A new research report from Gartner has clearly indicated that Symbian is still ahead of Android in the smartphone OS sales race, despite it experiencing a shrinking market share.
These findings seem to contradict the findings of Canalys last month, after it found that during the fourth quarter of last year, Android was the top selling smartphone platform worldwide, beating Symbian into second place.
“Our methodology is pretty much industry-standard methodology,” Pete Cunningham, senior analyst at Canalys told eWEEK Europe UK at that time. “We created estimates of how we believed the vendors have performed and the vendors themselves provided feedback on those numbers. We also talked to component suppliers, and channel partners, as well as operators and distributors to build the most accurate picture of the market.”

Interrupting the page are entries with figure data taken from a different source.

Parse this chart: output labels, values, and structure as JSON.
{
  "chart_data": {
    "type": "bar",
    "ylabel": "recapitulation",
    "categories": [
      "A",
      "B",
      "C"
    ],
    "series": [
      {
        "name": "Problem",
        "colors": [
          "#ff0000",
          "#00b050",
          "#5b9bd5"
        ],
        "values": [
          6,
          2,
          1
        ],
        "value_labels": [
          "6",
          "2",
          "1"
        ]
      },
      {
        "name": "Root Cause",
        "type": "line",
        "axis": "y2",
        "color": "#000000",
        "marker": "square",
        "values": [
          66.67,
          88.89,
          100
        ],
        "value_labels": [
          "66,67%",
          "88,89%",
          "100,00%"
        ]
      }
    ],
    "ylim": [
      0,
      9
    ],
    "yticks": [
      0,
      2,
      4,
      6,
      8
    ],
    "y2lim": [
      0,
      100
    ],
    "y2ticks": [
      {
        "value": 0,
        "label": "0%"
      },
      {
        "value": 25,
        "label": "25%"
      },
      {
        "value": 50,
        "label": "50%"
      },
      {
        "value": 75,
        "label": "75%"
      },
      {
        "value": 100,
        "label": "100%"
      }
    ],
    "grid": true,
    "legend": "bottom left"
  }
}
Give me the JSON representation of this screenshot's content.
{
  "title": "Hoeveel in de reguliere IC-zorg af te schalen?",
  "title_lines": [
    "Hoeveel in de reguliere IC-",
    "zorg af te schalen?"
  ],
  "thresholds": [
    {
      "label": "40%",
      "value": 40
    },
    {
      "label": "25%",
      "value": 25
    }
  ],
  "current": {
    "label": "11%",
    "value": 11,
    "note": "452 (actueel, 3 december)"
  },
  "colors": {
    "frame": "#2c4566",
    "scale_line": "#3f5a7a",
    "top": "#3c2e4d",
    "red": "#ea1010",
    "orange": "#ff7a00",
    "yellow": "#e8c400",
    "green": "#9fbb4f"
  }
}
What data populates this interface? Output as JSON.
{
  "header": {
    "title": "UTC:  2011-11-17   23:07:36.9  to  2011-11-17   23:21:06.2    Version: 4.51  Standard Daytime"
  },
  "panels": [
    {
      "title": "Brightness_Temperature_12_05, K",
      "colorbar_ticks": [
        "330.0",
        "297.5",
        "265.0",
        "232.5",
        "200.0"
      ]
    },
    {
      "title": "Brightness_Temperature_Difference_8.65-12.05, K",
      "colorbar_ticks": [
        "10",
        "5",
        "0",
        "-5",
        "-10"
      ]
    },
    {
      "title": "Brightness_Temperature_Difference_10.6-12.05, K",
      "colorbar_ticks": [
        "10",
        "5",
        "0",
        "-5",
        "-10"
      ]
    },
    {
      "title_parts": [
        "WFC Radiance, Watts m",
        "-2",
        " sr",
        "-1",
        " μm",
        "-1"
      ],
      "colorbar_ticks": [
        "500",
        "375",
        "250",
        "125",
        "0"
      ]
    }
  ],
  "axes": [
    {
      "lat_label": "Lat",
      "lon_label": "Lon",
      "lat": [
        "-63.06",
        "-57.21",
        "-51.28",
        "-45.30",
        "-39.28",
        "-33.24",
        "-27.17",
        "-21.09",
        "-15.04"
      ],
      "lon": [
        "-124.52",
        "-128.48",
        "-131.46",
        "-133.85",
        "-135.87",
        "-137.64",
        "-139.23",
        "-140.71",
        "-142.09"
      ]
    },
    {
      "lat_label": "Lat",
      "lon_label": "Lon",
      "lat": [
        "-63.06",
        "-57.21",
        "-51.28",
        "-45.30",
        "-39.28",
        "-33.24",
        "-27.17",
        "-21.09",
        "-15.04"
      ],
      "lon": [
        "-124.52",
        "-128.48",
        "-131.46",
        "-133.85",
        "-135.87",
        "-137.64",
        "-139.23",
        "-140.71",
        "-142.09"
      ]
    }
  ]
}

Gartner’s figures found that in smartphone sales to end users by operating system, Symbian retained its number one spot with a market share figure of 37.6 percent in 2010, down from 46.9 percent market share in 2009.
Bad news for Microsoft however, after its market share figure plummeted to 4.2 percent from 8.7 percent in 2009.
“Android grew 888.8 percent in 2010 and moved to the number two slot. Android sales in the fourth quarter of 2010 continued to be driven by broad availability of many high-end products from HTC (Desire range, Incredible and EVO), Samsung (Galaxy S) and Motorola (Droid X, Droid 2),” said Gartner.
And the figures made clear the scale of the challenge facing Nokia about its future operating system strategy, after Symbian’s market share dropped further in the fourth quarter of 2010 to 32.6 percent, or 32.6 million units.
“This allowed Android to overtake Nokia’s Symbian unit sales during the fourth quarter of 2010. However, the Symbian OS is also used by Fujitsu and Sharp as well as in legacy products from Sony Ericsson and Samsung. This aggregated volume kept Symbian slightly ahead of Android,” said Roberta Cozza, principal research analyst at Gartner.
Gartner’s findings do tally somewhat with that of In-Stat, which last month found that Symbian was still leading the mobile operating system steeplechase. However it did predict that Android would will eventually pass it some time in the future.
Gartner’s report also found that smartphone sales to end users were up 72.1 percent from 2009 and accounted for 19 percent of total mobile communications device sales in 2010. Nokia still leads with a 2010 market share of 28.9 percent, down from 36.4 percent in 2009. Samsung had 17.6 percent, LG 7.1 percent, RIM 3 percent, and Apple had 2.9 percent.
Gartner said that the smartphone market remains concentrated in developed markets, where buyers have more disposable income and where networks are fast enough to support smartphones’ full feature sets.
“Western Europe and North America accounted for 52.3 percent of global smartphone sales in the fourth quarter of 2010, with smartphones accounting for close to half of all handsets sold in these regions,” said Roberta Cozza, principal research analyst at Gartner.